Cockroach: opt: Support partitioned uniqueness checks

Created on 11 Oct 2019  Â·  18Comments  Â·  Source: cockroachdb/cockroach

This is an idea advanced by @danhhz and @sumeerbhola that is relevant to our efforts to make multi-region applications easier. I've added some thoughts on how we might support this in the optimizer.

Consider this schema:

CREATE TABLE users (
    region STRING NOT NULL,
    email STRING NOT NULL,
    PRIMARY KEY (region, email)
) PARTITION BY LIST (region) (
    PARTITION us VALUES IN ('us-east-2'),
    PARTITION europe VALUES IN ('eu-west-3'),
    PARTITION asia VALUES IN ('ap-northeast-2')
);
-- omitting all the zone configuration stuff

Assume there is a requirement that email addresses are domiciled in the corresponding country of origin (because they are PII). However, there is also a requirement that email addresses are globally unique.

One possible approach is to create a global secondary index that enforces uniqueness:

CREATE UNIQUE INDEX unique_email_index_us ON users (email);
ALTER INDEX users@unique_email_index_us CONFIGURE ZONE USING lease_preferences='[[+region=us-east-2]]';
-- omitting the declarations for Europe and Asia

However, this would put copies of the index in each region, which would violate the domiciling requirement. In addition, inserting a new user record (or updating the email) would require writing to every region, which adds I/O and multiplies storage requirements.
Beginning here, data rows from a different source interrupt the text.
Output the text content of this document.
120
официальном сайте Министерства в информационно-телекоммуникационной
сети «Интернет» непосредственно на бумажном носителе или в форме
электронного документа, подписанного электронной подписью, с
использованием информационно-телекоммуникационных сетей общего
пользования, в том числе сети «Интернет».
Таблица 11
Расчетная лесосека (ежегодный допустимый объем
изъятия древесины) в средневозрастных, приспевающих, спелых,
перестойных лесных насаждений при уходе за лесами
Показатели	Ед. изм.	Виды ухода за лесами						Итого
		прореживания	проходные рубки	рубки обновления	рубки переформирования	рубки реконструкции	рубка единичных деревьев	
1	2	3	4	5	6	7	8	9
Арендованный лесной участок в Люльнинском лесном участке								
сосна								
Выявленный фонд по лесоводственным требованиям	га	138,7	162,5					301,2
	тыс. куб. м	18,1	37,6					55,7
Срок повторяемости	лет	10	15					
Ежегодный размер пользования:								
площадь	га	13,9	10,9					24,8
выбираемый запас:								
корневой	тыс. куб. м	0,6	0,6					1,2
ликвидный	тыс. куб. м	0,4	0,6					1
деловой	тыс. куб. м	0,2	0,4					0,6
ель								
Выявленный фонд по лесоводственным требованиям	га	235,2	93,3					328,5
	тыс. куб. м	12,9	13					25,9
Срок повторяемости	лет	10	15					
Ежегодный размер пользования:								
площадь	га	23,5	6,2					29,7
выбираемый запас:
Note that any attempt to create a partitioned index on email that domiciles properly fails to ensure uniqueness:

CREATE UNIQUE INDEX unique_email_index ON users (region, email)
PARTITION BY LIST (region) ...

Here, email uniqueness is only enforced _per region_, not globally.

So what is the solution? Enforcing email uniqueness using either a global or partitioned index does not work. Instead, we need to do a "virtual" uniqueness check:

CREATE TABLE users (
    region STRING NOT NULL,
    email STRING NOT NULL UNIQUE VIRTUAL,
    PRIMARY KEY (region, email)
) PARTITION BY LIST (region) ...

Similar to virtual computed columns, a virtual unique constraint does not trigger the creation of an underlying storage artifact (i.e. column or index). Instead, before the email column is inserted or updated, a check query would be run to ensure that the new email value does not yet exist in _any region_. This would typically be planned as a fan-out query by the optimizer, resulting in a point lookup on each region using the (region, email) index. Note that if a good index does not exist, the optimizer would plan a table scan, so it's important that an appropriate partitioned index exists when using UNIQUE VIRTUAL constraints (we could consider automatically creating one).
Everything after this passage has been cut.